According to Stephen Hicks, Hegel believed that God worked through His purposes through the state. Therefore "the State is the Divine Idea as it exists on Earth." So freedom for man was achieving unity with ultimate reality by furthering the purposes of the state.
Hence the following four quotes from Hegel:
It must further be understood that all the worth which the human being possesses—all spiritual reality, he possesses only through the State.
...this final end [of the state] has supreme right against the individual, whose supreme duty is to be a member of the state.
One must worship the state as a terrestrial divinity.
But though we might tolerate the idea that individuals, their desires and the gratification of them, are thus sacrificed, and their happiness given up to the empire of chance, to which it belongs; and that as a general rule, individuals come under the category of means to an ulterior end.
Hicks also provides some evidence for the influence of this kind of thinking on later generations of Germans:
Otto Braun, age 19, a volunteer who died in WW I, wrote in a letter to his parents: “My inmost yearning, my purest, though most secret flame, my deepest faith and my highest hope—they are still the same as ever, and they all bear one name: the State. One day to build the state like a temple, rising up pure and strong, resting in its own weight, severe and sublime, but also serene like the gods and with bright halls glistening in the dancing brilliance of the sun—this, at bottom, is the end and goal of my aspirations”.
I don't know how fair a summary of Hegel's thought is provided here by Hicks. But it does seem to explain some things.

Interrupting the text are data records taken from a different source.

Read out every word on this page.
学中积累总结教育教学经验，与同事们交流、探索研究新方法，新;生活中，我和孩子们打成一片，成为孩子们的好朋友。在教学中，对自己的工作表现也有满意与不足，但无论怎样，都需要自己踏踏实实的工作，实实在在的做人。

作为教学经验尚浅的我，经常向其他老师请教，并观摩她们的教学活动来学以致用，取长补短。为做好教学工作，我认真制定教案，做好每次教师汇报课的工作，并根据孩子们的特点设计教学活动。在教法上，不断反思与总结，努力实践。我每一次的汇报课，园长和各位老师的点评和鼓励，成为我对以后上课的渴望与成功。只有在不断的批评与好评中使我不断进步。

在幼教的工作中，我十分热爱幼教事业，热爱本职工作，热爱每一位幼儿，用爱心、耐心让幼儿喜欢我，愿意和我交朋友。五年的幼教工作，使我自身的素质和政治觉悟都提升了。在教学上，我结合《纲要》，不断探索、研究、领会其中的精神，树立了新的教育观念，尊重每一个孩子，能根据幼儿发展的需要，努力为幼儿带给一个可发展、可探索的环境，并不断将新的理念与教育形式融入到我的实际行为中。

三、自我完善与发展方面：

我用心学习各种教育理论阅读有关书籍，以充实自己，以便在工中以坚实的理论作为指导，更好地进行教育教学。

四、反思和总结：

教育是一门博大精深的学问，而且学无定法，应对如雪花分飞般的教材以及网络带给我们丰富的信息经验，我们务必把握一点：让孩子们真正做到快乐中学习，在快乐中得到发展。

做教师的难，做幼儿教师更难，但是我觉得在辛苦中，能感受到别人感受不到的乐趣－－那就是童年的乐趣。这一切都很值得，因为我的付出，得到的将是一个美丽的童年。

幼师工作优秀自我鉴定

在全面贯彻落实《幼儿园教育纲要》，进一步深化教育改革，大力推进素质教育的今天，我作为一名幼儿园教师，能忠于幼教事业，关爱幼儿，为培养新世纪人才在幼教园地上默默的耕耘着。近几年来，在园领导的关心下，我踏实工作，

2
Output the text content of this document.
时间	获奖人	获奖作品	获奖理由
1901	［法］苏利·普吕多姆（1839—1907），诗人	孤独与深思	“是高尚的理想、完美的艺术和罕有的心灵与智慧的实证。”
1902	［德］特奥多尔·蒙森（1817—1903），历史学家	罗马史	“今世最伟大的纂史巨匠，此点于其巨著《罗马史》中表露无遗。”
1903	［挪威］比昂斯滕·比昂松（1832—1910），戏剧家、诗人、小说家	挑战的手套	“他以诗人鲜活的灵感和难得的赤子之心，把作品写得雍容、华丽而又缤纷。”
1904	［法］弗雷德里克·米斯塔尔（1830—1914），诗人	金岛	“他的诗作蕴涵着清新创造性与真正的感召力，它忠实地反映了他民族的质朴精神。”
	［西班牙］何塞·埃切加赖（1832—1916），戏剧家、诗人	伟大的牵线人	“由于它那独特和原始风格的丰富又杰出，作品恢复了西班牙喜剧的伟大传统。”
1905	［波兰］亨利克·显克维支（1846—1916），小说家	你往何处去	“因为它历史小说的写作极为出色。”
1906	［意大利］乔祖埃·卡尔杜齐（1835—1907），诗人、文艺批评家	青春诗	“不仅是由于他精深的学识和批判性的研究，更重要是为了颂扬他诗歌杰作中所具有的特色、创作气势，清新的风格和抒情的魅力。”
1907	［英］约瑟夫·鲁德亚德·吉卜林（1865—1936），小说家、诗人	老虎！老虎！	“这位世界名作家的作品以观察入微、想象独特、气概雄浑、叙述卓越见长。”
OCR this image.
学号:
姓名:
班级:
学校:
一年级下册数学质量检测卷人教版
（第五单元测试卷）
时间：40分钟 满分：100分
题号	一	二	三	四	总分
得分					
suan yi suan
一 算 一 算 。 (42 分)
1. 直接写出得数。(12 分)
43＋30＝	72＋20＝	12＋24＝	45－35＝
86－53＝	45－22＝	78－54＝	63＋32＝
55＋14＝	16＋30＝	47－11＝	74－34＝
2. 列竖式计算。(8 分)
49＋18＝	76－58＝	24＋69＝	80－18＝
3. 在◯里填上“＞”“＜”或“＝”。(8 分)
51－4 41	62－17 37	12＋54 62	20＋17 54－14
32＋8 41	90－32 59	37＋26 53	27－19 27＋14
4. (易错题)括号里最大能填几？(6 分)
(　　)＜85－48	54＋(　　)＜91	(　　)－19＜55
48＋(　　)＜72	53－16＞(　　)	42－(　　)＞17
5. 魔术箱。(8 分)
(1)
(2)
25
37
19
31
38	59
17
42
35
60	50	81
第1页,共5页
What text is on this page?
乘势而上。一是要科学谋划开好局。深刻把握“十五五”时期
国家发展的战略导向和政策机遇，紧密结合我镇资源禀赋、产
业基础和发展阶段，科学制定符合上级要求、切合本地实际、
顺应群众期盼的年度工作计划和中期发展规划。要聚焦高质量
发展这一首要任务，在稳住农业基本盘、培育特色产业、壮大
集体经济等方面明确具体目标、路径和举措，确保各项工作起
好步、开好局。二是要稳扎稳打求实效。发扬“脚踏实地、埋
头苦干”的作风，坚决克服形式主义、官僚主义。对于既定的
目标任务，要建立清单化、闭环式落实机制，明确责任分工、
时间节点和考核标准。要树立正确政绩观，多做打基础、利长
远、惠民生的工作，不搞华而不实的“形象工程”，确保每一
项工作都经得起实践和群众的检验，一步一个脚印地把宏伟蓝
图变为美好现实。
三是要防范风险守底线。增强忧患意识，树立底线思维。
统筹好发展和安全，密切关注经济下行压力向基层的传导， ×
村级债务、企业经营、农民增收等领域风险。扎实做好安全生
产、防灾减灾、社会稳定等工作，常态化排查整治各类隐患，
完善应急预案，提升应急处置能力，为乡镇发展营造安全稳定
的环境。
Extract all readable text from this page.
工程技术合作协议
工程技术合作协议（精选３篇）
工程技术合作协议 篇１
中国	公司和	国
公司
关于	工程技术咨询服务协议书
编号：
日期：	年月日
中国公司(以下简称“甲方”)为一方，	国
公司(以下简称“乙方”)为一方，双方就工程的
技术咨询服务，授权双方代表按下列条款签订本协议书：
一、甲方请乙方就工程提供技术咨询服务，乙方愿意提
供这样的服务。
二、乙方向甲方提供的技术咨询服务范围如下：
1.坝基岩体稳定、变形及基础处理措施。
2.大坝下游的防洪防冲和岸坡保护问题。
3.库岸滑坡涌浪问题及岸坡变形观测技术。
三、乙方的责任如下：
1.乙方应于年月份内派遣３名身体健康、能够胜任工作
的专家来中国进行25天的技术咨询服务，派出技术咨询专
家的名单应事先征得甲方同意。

If Hegel ran this kind of argument in opposition to the Anglo liberalism of his times, then we can see why Anglo liberals stress some of the things they do.
For instance, my own father believes fervently that there is no such thing as duty. It has always struck me as an odd thing to believe, particularly considering that he is a conscientious man. But if the political tradition he identifies with is aimed against German Hegelianism, and this Hegelianism holds that we have a supreme duty to worship and sacrifice for the state, then perhaps this helped to make the concept of duty suspect.
Similarly, Anglo liberals talk all the time about individuals being ends in themselves. Again, in the Christian and traditionalist views they are also ends in themselves, so I've wondered at times why Anglo liberals focus on this. But if a German Hegelianism held that human freedom was served by a subordination of the individual to the state, and that the purposes of the state justified sacrificing individuals, then you can understand perhaps why a marker of belief for Anglo liberals was the idea of individuals being ends in themselves.
In other words, it might be possible that Anglo liberals got stuck in a political identity formed in opposition to German Hegelianism. If true, this is another sad reminder of how marginalised traditionalism has been in Western intellectual debates. Of the two sides to choose from, neither appears to be anywhere near to what a traditionalist would argue.